No último sábado (08/01), uma rocha desabou e atingiu lanchas que estavam no Lago de Furnas, ponto turístico localizado em Capitólio (MG), cidade localizada a cerca de 280 quilômetros da capital Belo Horizonte.
Na tarde desse domingo (09/01), o Corpo de Bombeiros confirmou dez mortes. Pelo menos 32 pessoas ficaram feridas. A estimativa da corporação é de que, no momento do acidente, em torno de 70 turistas estavam no local.
Vídeos publicados nas redes sociais mostram o momento em que uma grande rocha desliza e cai sobre a água, atingindo pelo menos três embarcações. Pouco antes da queda, é possível ver guias turísticos alertando sobre o iminente desabamento.
O porta-voz do Corpo de Bombeiros de Minas Gerais, o tenente Pedro Aihara afirmou que as fortes chuvas que vêm atingindo o estado podem ter relação com o acidente e alerta para o risco de outras ocorrências. “É possível que haja novos acidentes, porque a água das chuvas penetra nas rochas, que têm menor resistência à ação da água e de vento”, afirmou.

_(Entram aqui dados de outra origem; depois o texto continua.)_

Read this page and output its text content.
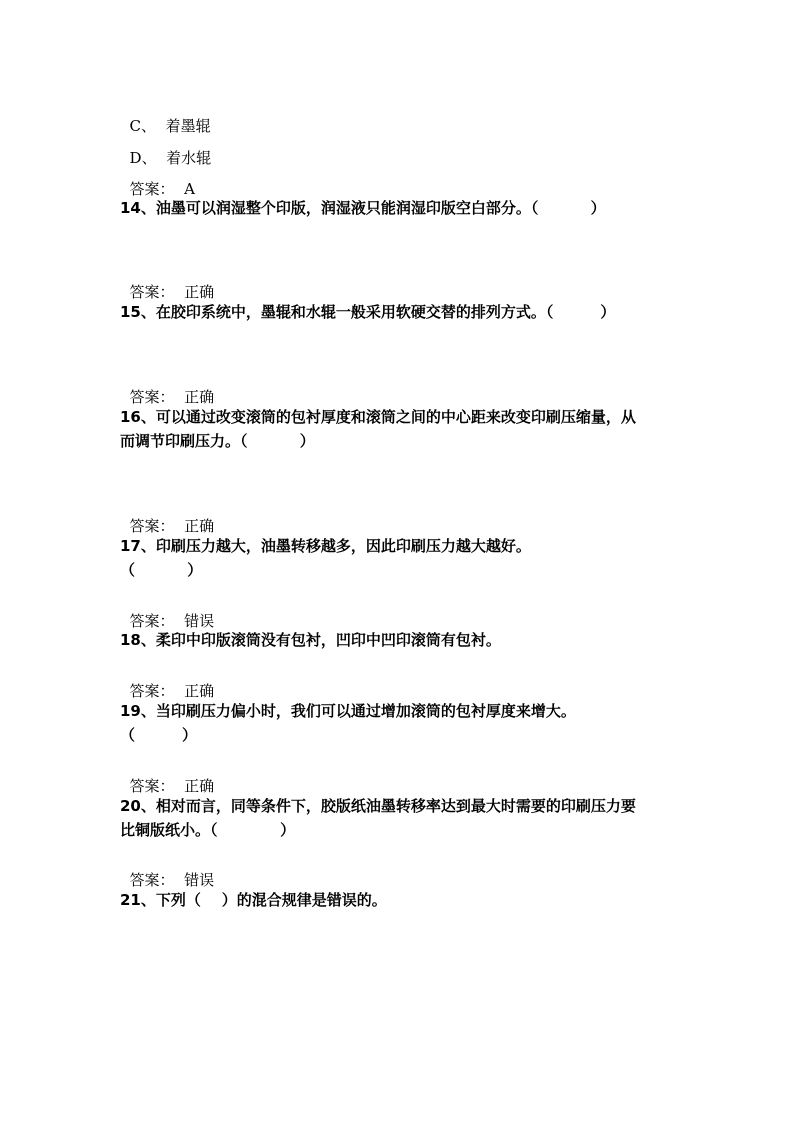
C、 着墨辊

D、 着水辊

答案： A

14、油墨可以润湿整个印版，润湿液只能润湿印版空白部分。（          ）

答案： 正确

15、在胶印系统中，墨辊和水辊一般采用软硬交替的排列方式。（         ）

答案： 正确

16、可以通过改变滚筒的包衬厚度和滚筒之间的中心距来改变印刷压缩量，从
而调节印刷压力。（          ）

答案： 正确

17、印刷压力越大，油墨转移越多，因此印刷压力越大越好。
（          ）

答案： 错误

18、柔印中印版滚筒没有包衬，凹印中凹印滚筒有包衬。

答案： 正确

19、当印刷压力偏小时，我们可以通过增加滚筒的包衬厚度来增大。
（         ）

答案： 正确

20、相对而言，同等条件下，胶版纸油墨转移率达到最大时需要的印刷压力要
比铜版纸小。（            ）

答案： 错误

21、下列（    ）的混合规律是错误的。
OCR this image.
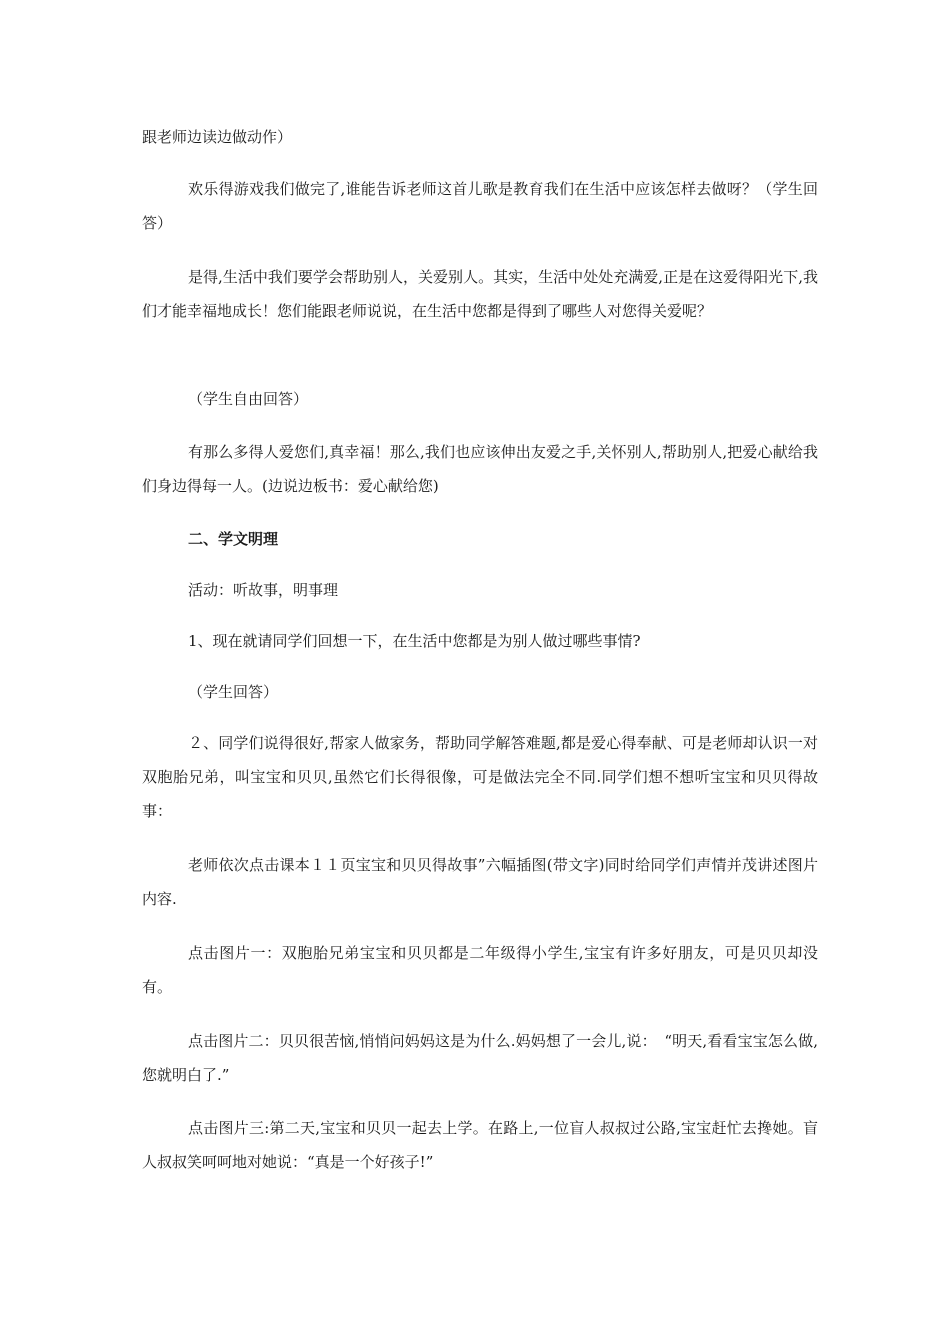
跟老师边读边做动作）

欢乐得游戏我们做完了,谁能告诉老师这首儿歌是教育我们在生活中应该怎样去做呀？（学生回答）

是得,生活中我们要学会帮助别人，关爱别人。其实，生活中处处充满爱,正是在这爱得阳光下,我们才能幸福地成长！您们能跟老师说说，在生活中您都是得到了哪些人对您得关爱呢？

（学生自由回答）

有那么多得人爱您们,真幸福！那么,我们也应该伸出友爱之手,关怀别人,帮助别人,把爱心献给我们身边得每一人。(边说边板书：爱心献给您)

二、学文明理

活动：听故事，明事理

1、现在就请同学们回想一下，在生活中您都是为别人做过哪些事情?

（学生回答）

２、同学们说得很好,帮家人做家务，帮助同学解答难题,都是爱心得奉献、可是老师却认识一对双胞胎兄弟，叫宝宝和贝贝,虽然它们长得很像，可是做法完全不同.同学们想不想听宝宝和贝贝得故事：

老师依次点击课本１１页宝宝和贝贝得故事”六幅插图(带文字)同时给同学们声情并茂讲述图片内容.

点击图片一：双胞胎兄弟宝宝和贝贝都是二年级得小学生,宝宝有许多好朋友，可是贝贝却没有。

点击图片二：贝贝很苦恼,悄悄问妈妈这是为什么.妈妈想了一会儿,说：　“明天,看看宝宝怎么做,您就明白了.”

点击图片三:第二天,宝宝和贝贝一起去上学。在路上,一位盲人叔叔过公路,宝宝赶忙去搀她。盲人叔叔笑呵呵地对她说：“真是一个好孩子!”
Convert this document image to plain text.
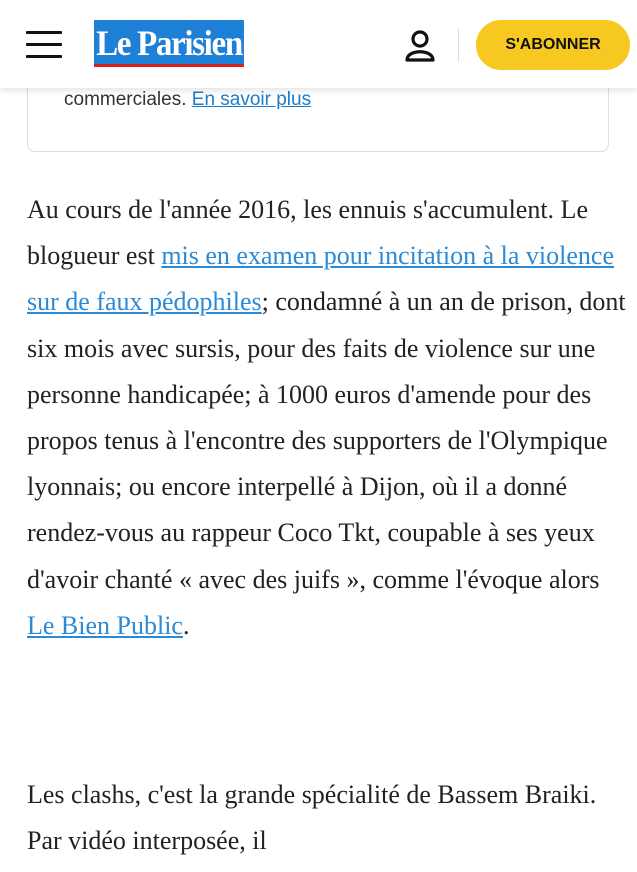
commerciales. En savoir plus
Le Parisien	S'ABONNER

Au cours de l'année 2016, les ennuis s'accumulent. Le blogueur est mis en examen pour incitation à la violence sur de faux pédophiles; condamné à un an de prison, dont six mois avec sursis, pour des faits de violence sur une personne handicapée; à 1000 euros d'amende pour des propos tenus à l'encontre des supporters de l'Olympique lyonnais; ou encore interpellé à Dijon, où il a donné rendez-vous au rappeur Coco Tkt, coupable à ses yeux d'avoir chanté « avec des juifs », comme l'évoque alors Le Bien Public.

Les clashs, c'est la grande spécialité de Bassem Braiki. Par vidéo interposée, il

A área onde ocorreu um deslizamento é um cânion. Ou seja, um vale profundo cercado de rochas que formam uma espécie de paredão natural. Em entrevista, Aihara afirmou que as visitas a áreas rochosas devem ser evitadas em épocas com altos índices de chuvas.
Ainda de acordo com o tenente, a maneira como a rocha caiu é atípica. “A forma de escorregamento não costuma ser para frente, é como se fosse uma fatia de um pedaço de uma torta escorregando naturalmente. Mas essa estrutura caiu como um dominó. A parte lá de cima que cai numa trajetória perpendicular intensificou o dano que as embarcações sofreram”, disse.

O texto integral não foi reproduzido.